(Sandler and Travis)
Two U.S. textile manufacturers' groups last week said that new trade figures show a surge in textile and apparel imports from China in 2004 that was a major contributor
to the increasing U.S. trade deficit with that country. The National Council of Textile Organizations (NCTO) said the data released by the Census Bureau on February 10 show that "China
staged the biggest increase in textile and apparel imports in U.S. history by dramatically expanding its exports of apparel and home furnishing products removed from quota control" in 2002. The NCTO
said that a 55 per cent increase in imports of Chinese apparel in quota-free categories brought China's share of the U.S. import market in these categories to a record 70 per cent, up from 10 per cent in
2001. This increase came at the expense of other U.S. trading partners, the group said; e.g., the last three years have seen market share declines for Mexico (8 per cent to 2 per cent), Caribbean and Central
American countries (10 per cent to 2 per cent), Thailand (10 per cent to 3 per cent), Bangladesh (7 per cent to 1 per cent), and Hong Kong (10 per cent to 1 per cent).
With respect to finished textile
products (e.g., luggage, curtains, blankets) that have been removed from quota control, imports from China accounted for 61 per cent of the U.S. import market in 2004, up from 13 per cent in 2001.
The
NCTO used the figures to back up its claim that China will achieve similar market dominance in the categories removed from quota restrictions last month. This threat demands that the U.S. government act
quickly to "get the safeguard process restarted and give the industry the relief it was promised as part of the China [WTO] accession agreement," the group said. The government has been prohibited
from moving forward on a number of threat-based safeguard petitions since the Court of International Trade (CIT) issued a preliminary injunction in late December.

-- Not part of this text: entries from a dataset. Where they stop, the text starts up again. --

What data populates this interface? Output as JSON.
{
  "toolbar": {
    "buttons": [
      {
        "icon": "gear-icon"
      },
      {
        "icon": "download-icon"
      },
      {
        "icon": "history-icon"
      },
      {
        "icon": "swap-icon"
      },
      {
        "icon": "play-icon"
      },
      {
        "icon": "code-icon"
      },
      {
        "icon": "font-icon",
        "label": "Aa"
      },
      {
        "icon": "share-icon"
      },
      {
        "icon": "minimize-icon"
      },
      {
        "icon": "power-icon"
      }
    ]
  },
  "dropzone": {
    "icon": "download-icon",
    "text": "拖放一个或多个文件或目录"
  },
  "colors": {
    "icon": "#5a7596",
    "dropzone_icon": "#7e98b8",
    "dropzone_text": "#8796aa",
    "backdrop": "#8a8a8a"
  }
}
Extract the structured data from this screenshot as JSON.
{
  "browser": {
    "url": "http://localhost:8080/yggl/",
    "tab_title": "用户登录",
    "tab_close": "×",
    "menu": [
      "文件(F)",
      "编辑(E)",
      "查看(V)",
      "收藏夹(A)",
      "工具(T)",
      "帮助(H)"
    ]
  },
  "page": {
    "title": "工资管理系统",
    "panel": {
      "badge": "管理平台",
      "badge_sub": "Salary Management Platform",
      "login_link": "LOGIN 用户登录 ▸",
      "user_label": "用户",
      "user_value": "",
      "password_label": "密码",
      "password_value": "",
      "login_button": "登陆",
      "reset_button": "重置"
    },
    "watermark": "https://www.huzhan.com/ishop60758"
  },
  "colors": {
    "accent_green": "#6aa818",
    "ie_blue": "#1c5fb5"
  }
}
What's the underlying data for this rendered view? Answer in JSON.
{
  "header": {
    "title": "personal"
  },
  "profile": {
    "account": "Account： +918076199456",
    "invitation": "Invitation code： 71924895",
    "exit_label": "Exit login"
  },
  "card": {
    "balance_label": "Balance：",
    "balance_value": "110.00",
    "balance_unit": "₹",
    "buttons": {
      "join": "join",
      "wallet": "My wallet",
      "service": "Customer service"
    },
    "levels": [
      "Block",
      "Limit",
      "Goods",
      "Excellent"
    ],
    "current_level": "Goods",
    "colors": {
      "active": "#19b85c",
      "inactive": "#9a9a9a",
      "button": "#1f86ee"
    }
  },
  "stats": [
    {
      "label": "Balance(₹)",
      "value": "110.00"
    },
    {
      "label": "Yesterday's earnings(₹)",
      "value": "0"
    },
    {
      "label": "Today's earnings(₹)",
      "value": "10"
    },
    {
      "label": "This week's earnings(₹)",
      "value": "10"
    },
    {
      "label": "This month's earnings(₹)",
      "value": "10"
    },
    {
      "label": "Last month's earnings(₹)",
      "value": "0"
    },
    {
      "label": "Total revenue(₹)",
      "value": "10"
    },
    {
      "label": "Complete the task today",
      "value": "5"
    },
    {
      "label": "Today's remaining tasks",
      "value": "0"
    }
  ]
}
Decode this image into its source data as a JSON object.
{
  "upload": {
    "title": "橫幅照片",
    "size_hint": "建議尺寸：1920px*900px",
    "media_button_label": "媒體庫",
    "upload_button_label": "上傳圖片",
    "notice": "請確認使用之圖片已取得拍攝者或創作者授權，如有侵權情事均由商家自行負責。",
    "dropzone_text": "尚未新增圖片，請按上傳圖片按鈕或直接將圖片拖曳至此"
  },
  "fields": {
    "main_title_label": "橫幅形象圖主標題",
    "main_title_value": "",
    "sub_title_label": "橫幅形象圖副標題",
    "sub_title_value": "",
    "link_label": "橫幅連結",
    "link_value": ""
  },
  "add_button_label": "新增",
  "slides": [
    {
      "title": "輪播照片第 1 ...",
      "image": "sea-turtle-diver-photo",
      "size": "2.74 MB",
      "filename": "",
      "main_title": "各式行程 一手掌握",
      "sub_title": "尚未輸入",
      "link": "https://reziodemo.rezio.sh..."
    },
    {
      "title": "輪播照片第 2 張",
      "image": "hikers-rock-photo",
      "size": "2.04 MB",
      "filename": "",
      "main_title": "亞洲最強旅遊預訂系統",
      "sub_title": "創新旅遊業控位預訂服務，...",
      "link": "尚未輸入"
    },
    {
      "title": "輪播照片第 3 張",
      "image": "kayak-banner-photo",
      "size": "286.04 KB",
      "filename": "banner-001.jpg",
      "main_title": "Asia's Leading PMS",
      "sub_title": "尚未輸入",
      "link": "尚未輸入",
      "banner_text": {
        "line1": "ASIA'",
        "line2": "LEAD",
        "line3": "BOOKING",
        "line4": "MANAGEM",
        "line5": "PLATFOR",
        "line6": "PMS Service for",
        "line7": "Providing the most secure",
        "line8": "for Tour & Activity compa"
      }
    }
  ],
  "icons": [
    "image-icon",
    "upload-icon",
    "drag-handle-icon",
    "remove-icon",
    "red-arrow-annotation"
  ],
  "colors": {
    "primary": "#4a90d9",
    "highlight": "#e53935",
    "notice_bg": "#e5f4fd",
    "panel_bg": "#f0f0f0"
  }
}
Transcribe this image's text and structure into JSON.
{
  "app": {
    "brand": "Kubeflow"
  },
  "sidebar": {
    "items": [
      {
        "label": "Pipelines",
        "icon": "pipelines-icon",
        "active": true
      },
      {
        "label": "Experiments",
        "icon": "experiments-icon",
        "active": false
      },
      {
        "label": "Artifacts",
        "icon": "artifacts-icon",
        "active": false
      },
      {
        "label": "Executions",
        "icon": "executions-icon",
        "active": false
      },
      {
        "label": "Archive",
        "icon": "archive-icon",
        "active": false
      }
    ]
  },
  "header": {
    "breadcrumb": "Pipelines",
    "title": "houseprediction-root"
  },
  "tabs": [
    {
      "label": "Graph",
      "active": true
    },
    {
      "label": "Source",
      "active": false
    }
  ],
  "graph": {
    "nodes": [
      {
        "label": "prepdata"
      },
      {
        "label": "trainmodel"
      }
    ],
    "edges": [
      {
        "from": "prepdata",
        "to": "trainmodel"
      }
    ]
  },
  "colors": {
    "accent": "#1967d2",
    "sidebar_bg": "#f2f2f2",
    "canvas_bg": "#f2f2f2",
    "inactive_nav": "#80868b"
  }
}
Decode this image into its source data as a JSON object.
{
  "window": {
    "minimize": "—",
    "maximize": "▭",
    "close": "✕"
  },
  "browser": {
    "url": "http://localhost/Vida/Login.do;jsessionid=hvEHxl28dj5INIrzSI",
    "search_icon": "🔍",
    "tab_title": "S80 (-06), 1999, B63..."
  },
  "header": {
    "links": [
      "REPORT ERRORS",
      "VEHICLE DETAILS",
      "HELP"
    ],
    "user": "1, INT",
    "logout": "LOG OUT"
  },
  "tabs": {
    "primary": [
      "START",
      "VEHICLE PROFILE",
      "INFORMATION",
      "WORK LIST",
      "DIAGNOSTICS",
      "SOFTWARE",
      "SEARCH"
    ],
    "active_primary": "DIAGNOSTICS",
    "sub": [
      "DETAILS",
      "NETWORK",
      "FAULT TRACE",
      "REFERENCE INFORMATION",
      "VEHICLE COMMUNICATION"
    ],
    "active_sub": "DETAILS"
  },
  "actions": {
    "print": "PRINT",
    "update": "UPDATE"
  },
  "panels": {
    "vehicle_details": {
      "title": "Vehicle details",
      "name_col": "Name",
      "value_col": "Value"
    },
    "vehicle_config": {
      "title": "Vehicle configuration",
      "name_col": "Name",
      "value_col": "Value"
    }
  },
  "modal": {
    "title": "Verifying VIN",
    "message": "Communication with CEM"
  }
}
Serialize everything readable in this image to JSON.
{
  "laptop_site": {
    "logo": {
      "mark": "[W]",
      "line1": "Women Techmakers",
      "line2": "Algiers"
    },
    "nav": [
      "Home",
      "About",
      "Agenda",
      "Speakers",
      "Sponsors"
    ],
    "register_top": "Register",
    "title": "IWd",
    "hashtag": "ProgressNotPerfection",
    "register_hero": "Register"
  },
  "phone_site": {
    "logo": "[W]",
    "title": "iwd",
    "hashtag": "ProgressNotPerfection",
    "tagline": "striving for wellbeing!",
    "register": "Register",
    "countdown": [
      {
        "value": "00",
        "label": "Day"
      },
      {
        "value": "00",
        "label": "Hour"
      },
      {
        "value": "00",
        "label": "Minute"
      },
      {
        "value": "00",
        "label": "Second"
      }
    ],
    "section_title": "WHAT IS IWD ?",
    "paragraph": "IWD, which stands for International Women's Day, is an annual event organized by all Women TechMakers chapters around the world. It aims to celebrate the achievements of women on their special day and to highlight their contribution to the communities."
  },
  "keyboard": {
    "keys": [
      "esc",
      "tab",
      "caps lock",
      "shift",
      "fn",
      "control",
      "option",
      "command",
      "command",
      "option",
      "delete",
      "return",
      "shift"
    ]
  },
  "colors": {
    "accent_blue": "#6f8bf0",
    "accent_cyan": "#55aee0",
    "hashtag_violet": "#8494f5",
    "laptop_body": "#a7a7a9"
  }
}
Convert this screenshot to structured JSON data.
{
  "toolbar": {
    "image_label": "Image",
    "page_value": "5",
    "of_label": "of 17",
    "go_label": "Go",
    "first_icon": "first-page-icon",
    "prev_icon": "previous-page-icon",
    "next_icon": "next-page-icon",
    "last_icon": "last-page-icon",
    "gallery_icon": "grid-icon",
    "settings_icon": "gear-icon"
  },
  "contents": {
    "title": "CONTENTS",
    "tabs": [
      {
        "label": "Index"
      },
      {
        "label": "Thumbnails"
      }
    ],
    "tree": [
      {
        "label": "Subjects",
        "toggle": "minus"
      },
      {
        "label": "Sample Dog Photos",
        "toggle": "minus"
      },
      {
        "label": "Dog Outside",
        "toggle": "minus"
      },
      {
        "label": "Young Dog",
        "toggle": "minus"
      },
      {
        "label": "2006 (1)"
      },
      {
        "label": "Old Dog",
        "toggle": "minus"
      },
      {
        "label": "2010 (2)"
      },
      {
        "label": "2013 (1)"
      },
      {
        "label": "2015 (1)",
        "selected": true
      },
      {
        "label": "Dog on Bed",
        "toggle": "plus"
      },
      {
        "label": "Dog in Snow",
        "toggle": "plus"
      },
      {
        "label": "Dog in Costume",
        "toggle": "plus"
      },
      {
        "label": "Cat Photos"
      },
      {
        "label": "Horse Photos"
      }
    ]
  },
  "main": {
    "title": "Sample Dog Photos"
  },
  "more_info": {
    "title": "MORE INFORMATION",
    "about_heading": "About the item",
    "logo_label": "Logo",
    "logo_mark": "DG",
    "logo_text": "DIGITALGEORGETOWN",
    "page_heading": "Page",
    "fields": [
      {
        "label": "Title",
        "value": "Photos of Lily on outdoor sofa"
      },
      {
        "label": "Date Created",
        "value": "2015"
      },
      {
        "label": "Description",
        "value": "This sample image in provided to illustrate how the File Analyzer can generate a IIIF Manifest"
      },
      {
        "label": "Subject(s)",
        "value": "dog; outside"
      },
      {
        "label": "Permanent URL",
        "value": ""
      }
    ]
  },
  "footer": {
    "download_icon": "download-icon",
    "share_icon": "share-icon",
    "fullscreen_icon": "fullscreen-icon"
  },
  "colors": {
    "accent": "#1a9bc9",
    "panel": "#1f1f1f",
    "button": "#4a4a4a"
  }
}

The American Manufacturing Trade
Action Coalition (AMTAC) added that the surge in imports in 2004 spurred a 25 per cent increase in the U.S. trade deficit with China in textile and apparel goods. That deficit, which hit $17.5 billion,
accounted for nearly a quarter of the total $73.1 billion U.S. trade deficit in this sector and nearly 10 per cent of the overall U.S. trade deficit with China.